— Я говорю улыбнись. Пошире. Чтобы я тебе лицо не попортил.

— Ну ты даешь! — оскалился пленник. — Ты думаешь, я вот так сейчас с испугу все тебе и выложу? За кого ты меня принимаешь?

— За того, кто ты есть, — сказал Сан Саныч и без дополнительного предупреждения и почти без замаха ударил его в приоткрытые зубы рукоятью пистолета.

Пленник взвыл, выплюнул на земляной пол кровь и четыре выбитых зуба.

— Ты так ничего и не понял, — сказал Сан Саныч. — Мне надо знать, где прячут заложников. Очень надо. И я узнаю. Выбора у тебя нет!

На этот раз «язык» смотрел на Сан Саныча с ужасом.

Полковник добился того, чего хотел. Его стали принимать всерьез.

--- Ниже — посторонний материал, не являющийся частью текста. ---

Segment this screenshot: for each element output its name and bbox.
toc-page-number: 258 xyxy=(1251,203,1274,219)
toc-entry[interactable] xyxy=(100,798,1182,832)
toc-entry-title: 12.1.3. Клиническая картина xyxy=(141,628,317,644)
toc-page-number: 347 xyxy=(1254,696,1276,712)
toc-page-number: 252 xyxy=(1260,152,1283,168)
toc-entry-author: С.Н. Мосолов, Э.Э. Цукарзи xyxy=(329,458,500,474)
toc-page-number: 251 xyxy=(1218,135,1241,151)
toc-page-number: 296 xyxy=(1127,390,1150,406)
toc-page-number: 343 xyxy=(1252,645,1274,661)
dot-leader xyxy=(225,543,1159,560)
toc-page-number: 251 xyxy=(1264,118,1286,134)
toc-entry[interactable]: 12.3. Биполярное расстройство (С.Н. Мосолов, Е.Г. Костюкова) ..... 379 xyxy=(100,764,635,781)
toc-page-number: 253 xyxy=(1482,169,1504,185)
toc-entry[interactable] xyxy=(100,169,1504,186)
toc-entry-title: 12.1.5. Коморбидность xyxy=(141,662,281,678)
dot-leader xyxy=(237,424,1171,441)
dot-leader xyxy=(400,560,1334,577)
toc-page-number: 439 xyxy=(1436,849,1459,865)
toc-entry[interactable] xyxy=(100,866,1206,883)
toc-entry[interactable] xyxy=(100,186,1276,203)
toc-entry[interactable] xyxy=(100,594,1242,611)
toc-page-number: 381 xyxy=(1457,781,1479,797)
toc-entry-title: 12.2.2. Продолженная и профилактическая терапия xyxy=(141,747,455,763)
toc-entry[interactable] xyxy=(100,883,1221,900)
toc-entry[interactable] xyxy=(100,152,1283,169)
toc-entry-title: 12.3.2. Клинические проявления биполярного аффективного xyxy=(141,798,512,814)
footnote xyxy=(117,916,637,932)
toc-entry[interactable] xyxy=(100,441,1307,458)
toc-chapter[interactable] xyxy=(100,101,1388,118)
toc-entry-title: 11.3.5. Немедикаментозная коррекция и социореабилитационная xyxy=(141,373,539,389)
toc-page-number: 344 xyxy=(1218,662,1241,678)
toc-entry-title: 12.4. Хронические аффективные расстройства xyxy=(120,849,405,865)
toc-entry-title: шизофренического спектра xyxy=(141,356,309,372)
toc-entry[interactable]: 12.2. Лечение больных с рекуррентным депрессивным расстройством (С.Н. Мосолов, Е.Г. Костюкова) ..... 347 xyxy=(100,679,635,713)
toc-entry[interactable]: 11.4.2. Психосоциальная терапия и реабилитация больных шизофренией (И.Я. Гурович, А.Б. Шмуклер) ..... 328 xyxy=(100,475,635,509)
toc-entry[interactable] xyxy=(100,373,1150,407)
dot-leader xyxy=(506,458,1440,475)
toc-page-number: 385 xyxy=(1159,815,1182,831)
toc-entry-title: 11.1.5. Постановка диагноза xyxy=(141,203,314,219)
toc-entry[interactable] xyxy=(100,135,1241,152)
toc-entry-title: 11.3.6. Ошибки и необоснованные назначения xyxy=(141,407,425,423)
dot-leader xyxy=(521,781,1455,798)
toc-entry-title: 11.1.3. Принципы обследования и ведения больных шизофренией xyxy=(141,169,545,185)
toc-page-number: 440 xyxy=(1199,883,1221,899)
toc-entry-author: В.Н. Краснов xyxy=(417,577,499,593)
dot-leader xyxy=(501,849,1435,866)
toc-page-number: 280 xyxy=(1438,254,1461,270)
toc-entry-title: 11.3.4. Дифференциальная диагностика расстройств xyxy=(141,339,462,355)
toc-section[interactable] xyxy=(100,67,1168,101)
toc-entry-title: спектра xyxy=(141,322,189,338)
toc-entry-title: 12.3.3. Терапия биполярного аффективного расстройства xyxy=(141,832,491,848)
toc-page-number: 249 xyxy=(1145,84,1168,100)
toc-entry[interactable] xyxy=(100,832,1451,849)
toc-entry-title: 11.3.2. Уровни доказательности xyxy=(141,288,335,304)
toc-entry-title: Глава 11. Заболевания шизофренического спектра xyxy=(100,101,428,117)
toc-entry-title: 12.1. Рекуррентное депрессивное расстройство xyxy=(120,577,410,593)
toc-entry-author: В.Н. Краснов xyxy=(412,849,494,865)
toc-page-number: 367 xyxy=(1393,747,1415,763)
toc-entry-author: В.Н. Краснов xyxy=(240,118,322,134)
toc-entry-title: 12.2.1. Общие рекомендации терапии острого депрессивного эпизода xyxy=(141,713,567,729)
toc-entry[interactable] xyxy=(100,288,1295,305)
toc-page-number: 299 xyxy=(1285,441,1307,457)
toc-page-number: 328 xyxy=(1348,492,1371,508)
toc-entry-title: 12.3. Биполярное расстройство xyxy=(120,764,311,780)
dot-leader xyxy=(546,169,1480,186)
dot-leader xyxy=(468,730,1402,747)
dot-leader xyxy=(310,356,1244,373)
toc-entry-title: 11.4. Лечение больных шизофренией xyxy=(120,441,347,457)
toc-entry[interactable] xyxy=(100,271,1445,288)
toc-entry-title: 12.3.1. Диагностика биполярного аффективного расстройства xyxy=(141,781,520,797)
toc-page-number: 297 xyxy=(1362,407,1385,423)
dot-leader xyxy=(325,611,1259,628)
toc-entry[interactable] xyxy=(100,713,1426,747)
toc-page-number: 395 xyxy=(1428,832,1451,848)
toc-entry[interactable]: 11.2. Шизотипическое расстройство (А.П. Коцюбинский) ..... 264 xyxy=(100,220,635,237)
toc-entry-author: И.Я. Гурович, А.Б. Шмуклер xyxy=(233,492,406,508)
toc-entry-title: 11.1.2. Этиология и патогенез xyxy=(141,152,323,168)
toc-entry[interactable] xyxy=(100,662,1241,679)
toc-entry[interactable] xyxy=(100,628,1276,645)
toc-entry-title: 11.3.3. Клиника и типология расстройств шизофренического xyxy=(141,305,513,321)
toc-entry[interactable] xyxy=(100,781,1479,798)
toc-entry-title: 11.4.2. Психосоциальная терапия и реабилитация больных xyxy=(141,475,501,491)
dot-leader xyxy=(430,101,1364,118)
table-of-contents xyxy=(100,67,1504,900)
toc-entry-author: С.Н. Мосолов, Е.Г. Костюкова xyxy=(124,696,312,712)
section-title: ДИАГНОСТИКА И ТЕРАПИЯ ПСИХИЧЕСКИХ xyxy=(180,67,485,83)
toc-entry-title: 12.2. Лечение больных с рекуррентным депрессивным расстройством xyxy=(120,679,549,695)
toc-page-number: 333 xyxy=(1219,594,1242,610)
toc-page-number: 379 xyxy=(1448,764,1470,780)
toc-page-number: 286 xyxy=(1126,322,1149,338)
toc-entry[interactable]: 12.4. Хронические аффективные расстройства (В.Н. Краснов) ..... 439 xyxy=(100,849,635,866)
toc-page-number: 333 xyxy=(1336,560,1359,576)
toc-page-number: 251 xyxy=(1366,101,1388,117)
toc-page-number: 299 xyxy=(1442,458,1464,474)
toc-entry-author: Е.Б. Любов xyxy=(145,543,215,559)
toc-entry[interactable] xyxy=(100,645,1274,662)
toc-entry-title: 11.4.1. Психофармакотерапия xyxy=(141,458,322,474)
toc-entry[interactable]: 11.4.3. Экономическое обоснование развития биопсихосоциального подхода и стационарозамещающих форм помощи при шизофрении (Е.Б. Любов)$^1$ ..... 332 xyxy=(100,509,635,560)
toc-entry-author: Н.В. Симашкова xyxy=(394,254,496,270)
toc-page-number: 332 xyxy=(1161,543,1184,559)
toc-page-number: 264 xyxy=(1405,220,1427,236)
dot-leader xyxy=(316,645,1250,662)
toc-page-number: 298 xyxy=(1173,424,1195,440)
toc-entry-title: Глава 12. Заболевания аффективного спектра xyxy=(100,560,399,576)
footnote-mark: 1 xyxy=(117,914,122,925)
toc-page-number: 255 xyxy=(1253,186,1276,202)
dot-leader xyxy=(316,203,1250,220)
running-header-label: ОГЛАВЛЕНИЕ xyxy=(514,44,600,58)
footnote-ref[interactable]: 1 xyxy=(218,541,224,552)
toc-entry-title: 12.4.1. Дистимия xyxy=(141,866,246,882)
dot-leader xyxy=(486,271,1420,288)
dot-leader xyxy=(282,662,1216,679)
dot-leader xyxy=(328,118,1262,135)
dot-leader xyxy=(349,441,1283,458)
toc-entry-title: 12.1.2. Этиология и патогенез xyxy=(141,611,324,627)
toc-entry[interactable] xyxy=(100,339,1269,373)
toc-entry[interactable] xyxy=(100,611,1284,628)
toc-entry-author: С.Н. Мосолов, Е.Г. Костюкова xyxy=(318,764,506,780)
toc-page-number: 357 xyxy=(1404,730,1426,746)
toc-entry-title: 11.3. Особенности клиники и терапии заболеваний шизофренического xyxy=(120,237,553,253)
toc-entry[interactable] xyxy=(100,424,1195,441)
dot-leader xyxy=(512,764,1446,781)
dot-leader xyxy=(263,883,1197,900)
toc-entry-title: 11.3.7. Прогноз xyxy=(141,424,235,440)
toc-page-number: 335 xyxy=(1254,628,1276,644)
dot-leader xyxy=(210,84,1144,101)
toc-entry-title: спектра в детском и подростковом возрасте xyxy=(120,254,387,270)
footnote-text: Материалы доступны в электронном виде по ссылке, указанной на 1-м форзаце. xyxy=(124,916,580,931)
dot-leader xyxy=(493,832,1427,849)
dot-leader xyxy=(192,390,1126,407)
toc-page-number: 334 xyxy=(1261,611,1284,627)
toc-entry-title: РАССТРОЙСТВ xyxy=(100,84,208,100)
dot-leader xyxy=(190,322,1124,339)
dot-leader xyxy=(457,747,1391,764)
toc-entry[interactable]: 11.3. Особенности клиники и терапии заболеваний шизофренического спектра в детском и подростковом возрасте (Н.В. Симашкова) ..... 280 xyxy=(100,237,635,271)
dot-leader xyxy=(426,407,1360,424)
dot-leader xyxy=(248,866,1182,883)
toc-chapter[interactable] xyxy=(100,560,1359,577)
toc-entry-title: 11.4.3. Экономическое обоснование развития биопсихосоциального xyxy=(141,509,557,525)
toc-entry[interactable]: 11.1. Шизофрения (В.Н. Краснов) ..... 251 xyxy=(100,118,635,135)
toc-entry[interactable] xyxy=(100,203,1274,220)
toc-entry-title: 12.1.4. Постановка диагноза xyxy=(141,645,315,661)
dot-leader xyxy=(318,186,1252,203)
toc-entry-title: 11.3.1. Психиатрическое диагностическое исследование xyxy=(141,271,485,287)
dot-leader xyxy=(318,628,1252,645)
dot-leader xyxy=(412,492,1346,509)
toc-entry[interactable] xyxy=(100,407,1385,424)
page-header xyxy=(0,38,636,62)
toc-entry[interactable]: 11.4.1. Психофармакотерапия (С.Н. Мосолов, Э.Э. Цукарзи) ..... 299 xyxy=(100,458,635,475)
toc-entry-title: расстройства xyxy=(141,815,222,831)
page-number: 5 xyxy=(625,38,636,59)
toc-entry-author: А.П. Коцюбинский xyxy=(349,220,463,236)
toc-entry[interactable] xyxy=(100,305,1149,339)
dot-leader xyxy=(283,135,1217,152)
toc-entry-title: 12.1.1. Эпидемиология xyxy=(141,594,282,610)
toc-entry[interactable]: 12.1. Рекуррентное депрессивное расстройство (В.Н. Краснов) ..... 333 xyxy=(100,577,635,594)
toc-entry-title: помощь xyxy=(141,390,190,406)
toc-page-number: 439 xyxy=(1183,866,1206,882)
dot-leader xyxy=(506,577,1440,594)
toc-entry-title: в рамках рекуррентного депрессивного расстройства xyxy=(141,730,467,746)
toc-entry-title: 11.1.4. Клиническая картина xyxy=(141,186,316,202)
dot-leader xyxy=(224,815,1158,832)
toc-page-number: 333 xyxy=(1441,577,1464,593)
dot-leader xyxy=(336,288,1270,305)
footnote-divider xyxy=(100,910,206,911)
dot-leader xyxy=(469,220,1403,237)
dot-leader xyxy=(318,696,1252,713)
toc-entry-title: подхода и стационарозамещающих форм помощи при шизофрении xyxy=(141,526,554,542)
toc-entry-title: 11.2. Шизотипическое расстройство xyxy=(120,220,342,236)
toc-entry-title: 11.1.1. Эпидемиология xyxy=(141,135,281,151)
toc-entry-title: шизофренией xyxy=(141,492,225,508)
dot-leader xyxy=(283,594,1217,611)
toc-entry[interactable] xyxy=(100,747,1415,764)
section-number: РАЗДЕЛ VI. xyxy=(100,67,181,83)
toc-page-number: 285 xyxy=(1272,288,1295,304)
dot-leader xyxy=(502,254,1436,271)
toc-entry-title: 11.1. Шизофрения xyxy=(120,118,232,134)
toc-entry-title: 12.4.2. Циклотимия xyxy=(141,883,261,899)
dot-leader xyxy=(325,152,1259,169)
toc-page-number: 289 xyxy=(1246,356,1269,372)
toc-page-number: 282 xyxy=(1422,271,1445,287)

Кровь во рту и сквозняк от четырех свежих дыр в верхней челюсти лучше всяких слов подтверждали серьезность намерений неизвестного фронтового разведчика. Старик не пугал. Старик бил. И, значит, мог убить. И в землю закопать, и надпись написать.

— Место?

— Я знаю очень мало.

Сан Саныч поднял пистолет, развернул его рукоятью к лицу противника.

— Двадцать седьмой километр северного шоссе. Поворот влево. Метров восемьсот. Там забор. За ним заброшенный пионерский лагерь.

— Рисуй план.

— Ничего рисовать не буду! Ты что, не понимаешь? Одно дело, что я тебе с глазу на глаз сказал. Совсем другое — план. План — это улика. Вещественное доказательство. До-ка-за-тель-ство! Они же меня вычислят и голову снимут!

— План!

— Пойми. Если я его нарисую, я все равно подохну. Хоть так, хоть так. Но и ты тоже подохнешь. Они же и тебя по этой бумажке прихватят.

— План!

— Ну что за упрямый старикан. У тебя что, извилин в голове не хватает? Ну хочешь, я тебе все подробно опишу. Словами. По сантиметру.

— Мне рисунок нужен, а не твои россказни.

— Ну не могу я. Не могу! Хоть убей.

— Это твое последнее слово?

— Последнее.

Сан Саныч взвел затвор пистолета и направил дуло в колено пленнику.

— Ты что, стрелять будешь? — отшатнулся тот.

— Буду!

— Но это же нарушение процессуально-правовых норм. Это же самосуд!

— Это война. И объявил ее не я.

— Ты не посмеешь!

— Посмею. Мне жизни близких моих друзей важнее десяти ваших.

Сан Саныч прижал дуло пистолета к ноге.

— План. Последний раз спрашиваю.

— Козел вонючий…

Сан Саныч нажал на курок. Выстрел хлопнул негромко. Как новогодняя хлопушка. Пленный взвыл в полную глотку. Полковник еле успел прикрыть ему ладонью рот.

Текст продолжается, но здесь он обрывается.